Esse tipo de instrumentalização com alegações de antissemitismo para fazer lawfare, seja através do Judiciário, por meio de processos criminais, seja utilizando instâncias disciplinares de instituições como a USP, é um expediente bastante conhecido por parte do sionismo, e serve para calar vozes que questionam o regime genocida e de apartheid.
Quando você começou a atuar em casos judiciais relacionados à causa palestina? Você atua em outros casos relacionados aos Direitos Humanos?
Minha atuação jurídica (em favor da causa palestina) começou em 2024. Minha atuação política vem desde a minha época de adolescente.
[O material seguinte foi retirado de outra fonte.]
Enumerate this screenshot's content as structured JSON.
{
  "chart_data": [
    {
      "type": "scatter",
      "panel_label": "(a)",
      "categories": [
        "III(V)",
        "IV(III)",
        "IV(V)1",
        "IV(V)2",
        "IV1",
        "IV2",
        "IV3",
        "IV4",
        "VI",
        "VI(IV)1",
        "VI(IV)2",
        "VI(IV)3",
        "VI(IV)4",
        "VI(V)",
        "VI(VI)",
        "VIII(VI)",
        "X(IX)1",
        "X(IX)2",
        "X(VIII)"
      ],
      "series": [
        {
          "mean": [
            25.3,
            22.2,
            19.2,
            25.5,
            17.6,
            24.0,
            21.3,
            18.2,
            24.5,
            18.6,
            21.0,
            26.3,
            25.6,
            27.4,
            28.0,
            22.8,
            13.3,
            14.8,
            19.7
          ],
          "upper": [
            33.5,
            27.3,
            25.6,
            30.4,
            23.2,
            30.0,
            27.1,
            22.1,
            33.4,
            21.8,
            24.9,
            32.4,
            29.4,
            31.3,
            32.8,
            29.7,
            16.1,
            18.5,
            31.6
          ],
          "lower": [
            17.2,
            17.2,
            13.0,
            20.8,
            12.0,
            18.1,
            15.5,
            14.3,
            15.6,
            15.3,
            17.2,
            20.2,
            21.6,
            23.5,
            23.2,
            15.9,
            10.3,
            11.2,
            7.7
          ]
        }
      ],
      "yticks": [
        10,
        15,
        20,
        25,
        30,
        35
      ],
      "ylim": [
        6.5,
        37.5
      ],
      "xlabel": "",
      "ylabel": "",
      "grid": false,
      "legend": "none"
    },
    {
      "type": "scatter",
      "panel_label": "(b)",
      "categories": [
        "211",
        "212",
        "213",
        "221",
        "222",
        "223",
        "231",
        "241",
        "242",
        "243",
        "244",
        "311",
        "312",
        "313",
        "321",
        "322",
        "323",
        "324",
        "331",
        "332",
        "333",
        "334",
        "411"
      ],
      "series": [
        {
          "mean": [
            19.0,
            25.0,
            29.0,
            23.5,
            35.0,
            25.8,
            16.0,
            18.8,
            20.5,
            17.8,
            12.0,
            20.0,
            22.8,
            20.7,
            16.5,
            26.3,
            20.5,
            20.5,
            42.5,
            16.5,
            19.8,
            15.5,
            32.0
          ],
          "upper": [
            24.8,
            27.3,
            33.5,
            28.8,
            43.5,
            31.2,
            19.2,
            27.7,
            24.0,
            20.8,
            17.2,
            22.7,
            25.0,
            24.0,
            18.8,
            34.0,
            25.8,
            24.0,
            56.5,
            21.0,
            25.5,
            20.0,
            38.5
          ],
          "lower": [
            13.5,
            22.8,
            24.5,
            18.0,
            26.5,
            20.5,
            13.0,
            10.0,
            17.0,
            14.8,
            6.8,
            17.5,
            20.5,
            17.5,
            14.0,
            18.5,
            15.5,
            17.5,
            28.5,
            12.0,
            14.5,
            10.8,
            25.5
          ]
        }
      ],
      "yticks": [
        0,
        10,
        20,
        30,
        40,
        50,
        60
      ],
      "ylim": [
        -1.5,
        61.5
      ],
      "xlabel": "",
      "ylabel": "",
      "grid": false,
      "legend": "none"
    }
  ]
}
Eu tive o privilégio de ter professores excelentes e aprendi sobre a Nakba (Catástrofe) desde uma perspectiva anticolonial há mais de 15 anos. A defesa da autodeterminação do povo palestino é um consenso dentro da militância de esquerda aqui no Brasil, ainda bem.
Eu venho de uma trajetória de política partidária há 15 anos, ligada ao movimento estudantil, ao movimento de mulheres, pautas que sempre tiveram conexão com a causa palestina.
Eu atuo em outras causas relacionadas aos direitos humanos. Atuo na advocacia criminal, em defesa dos direitos das mulheres. Também faço defesa em casos que são a expressão da criminalização da pobreza, do nosso apartheid informal brasileiro. São casos de tráfico ou de roubo em que pessoas são acusadas injustamente e que, em muitas vezes, a cor da pele e a classe social são fatores determinantes para o sucesso dessas acusações.
Essa experiência, inclusive, me trouxe muitas reflexões durante o trabalho neste caso do soldado israelense, porque é óbvio que desde uma perspectiva garantista o princípio da presunção de inocência e da ampla defesa são essenciais para a democracia, mas no nosso país a presunção de inocência vale de forma diferente para as pessoas, dependendo de quem elas são, e ela foi muito valorizada no caso deste soldado, ao ponto de que provas muito contundentes que nós apresentamos não receberam a devida atenção.
Ao mesmo tempo, na Justiça criminal, eu já lidei com prisões e condenações que se basearam em muito menos em termos de provas. É um exemplo de como as desigualdades e opressões estruturais da nossa sociedade atravessam as nossas instituições.